Ungleich mehr Freiheit bietet die Fiktion, der Spielfilm. Das verführt zu Überzeichnungen, denn die Darstellung skurriler Gestalten lässt den Zuschauer lachen, staunen oder sich fürchten. Sonja Heiss war nicht ganz frei in der Gestaltung des Anstaltsmilieus, denn sie orientierte sich an den Beschreibungen von Joachim Meyerhoff. Es blieb dennoch ein gewisser Gestaltungsspielraum, und es hätte schiefgehen können.
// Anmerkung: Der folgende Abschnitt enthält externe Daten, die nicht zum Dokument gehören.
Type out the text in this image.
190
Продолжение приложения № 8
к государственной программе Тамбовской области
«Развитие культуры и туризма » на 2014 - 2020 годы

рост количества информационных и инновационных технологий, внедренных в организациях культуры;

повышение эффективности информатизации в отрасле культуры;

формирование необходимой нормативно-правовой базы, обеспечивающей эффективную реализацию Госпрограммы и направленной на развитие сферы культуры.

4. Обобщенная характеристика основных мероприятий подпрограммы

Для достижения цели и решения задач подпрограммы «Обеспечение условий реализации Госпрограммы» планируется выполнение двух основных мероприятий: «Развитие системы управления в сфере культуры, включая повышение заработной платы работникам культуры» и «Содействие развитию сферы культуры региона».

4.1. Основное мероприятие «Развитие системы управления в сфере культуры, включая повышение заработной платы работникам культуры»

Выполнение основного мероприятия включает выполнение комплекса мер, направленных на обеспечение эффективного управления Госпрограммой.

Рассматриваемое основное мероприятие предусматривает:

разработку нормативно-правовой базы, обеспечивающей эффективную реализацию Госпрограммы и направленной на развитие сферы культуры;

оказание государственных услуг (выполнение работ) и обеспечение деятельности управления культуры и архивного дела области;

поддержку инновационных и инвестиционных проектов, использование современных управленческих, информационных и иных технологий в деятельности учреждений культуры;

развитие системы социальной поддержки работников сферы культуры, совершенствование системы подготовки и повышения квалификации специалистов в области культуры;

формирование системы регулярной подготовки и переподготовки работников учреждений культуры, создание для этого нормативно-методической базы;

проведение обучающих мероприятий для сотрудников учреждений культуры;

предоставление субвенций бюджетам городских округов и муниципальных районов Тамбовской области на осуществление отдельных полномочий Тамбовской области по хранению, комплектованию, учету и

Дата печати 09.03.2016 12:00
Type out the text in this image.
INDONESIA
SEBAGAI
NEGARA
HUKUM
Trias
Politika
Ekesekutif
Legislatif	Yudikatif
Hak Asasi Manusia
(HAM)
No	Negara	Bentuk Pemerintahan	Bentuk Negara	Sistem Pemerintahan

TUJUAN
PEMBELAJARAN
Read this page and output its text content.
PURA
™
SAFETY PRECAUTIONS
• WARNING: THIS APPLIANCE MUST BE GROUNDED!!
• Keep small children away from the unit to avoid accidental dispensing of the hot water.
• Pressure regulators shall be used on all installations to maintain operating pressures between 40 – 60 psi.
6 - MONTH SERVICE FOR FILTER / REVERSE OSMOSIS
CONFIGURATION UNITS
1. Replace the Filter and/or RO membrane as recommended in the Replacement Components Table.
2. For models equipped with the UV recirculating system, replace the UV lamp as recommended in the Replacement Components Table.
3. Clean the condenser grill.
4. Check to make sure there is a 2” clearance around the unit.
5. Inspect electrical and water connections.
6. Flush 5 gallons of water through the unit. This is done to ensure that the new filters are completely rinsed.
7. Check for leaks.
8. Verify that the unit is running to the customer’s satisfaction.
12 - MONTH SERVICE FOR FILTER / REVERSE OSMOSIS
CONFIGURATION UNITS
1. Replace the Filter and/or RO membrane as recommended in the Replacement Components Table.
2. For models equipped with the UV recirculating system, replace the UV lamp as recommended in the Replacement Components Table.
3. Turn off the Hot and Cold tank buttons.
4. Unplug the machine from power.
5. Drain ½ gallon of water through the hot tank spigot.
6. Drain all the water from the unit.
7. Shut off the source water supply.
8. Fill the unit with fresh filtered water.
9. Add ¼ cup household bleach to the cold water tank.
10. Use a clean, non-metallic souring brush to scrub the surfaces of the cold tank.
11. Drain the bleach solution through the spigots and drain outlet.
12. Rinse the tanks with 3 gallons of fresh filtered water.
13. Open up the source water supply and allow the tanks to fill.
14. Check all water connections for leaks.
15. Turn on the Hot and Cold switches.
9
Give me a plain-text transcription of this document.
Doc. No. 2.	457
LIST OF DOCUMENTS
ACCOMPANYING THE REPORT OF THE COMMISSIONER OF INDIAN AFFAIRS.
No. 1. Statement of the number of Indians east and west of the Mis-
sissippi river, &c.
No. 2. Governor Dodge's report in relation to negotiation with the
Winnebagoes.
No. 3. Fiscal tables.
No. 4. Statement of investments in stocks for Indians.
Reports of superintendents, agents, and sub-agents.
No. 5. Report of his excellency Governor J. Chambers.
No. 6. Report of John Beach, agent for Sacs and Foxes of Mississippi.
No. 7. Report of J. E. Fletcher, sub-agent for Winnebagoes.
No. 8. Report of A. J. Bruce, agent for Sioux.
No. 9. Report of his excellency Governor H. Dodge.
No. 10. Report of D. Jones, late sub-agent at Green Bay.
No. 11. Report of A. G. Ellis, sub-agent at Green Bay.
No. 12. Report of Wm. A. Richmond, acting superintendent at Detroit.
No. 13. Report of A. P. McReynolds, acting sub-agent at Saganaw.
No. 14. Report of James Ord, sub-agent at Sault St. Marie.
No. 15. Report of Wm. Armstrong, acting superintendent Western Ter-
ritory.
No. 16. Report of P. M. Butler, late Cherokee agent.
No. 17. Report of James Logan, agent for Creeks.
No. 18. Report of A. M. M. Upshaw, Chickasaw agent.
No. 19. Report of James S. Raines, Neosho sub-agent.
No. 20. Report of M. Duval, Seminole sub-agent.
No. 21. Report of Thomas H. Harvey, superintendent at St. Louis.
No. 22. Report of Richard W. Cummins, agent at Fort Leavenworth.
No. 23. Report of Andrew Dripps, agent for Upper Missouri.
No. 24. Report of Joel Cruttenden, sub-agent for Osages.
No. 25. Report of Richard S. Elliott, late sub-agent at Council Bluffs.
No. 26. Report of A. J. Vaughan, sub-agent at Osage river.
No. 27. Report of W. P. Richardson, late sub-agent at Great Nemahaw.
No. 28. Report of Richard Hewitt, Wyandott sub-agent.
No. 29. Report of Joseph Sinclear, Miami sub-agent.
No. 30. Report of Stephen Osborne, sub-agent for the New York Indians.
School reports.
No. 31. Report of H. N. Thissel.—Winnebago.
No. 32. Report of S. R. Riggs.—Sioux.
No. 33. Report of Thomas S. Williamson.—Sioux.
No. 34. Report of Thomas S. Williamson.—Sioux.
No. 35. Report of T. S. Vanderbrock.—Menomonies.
Joachims Vater ist Kinder und Jugendpsychiater und Direktor einer Klinik in Schleswig-Holstein (auf dem Hesterberg). Die Direktorenvilla befindet sich auf dem Gelände. Einiges gibt der Autor bereits vor: dass die Familie sich zwischen den Patienten wohler fühle als unter den Normalen, ja, dass diese wunderlichen Gestalten eigentlich die Normalen wären. Nur die Mutter träumt von den Sommern in Italien. Sie wirkt immer ein wenig schläfrig, vor allem im Kontrast zu dem hanswurstigen Gatten und Klinikdirektor. Die Mutter schlägt vor, doch mal normale Leute einzuladen. Ihr Mann, wie gewohnt lakonisch: »Als ob die Henkels normal wären.«
Man sieht immer wieder quasi Prototypen von Chronikern, die das riesige Anstaltsgelände durchstreifen. Der Direktor wird morgens von einem jungen Mann abgeholt, der lediglich ein Steuerrad in den Händen hält und damit ein imaginäres Fahrzeug lenkt. Ein anderer Patient bewacht in einer Fantasie-Uniform das Tor und muss um Ausgang gebeten werden; ein Halbwüchsiger erschießt mit seiner Spielzeugpistole jeden, der ihm in den Weg kommt. Der Glöckner, ein Hüne, der immer eine Glocke läutet, muss Joachim auf den Schultern reiten lassen, wenn der mal wieder eine Krise hat. Joachim begegnet den Patienten mit großer Selbstverständlichkeit. Es ist ja eher er, der ab und zu ganz grässlich und sogar gefährlich ausrastet. Dann setzt man ihn auf die Waschmaschine, die ihn im Schleudergang so durchruckelt, dass er wieder zur Besinnung kommt. In der Anstaltsküche bekommt er vermutlich mehr als nur einen Nachtisch; und nach einem besonders schlimmen Tobsuchtsanfall – als er nämlich erfährt, dass sich die junge Marlene, in die er verliebt war, suizidiert hat – landet er selbst in einem Krankenbett. Gegen Ende des Films verwandelt sich die wunderschön im Stil der 1960er Jahre ausgestattete Villa in eine große unbetreute therapeutische Wohngemeinschaft, und in der Küche sitzt die heranwachsende Klientel. Den einen oder anderen Protagonisten kennt man aus den Produktionen des Berliner Theaters Thikwa. Sie alle sind herzerfrischend.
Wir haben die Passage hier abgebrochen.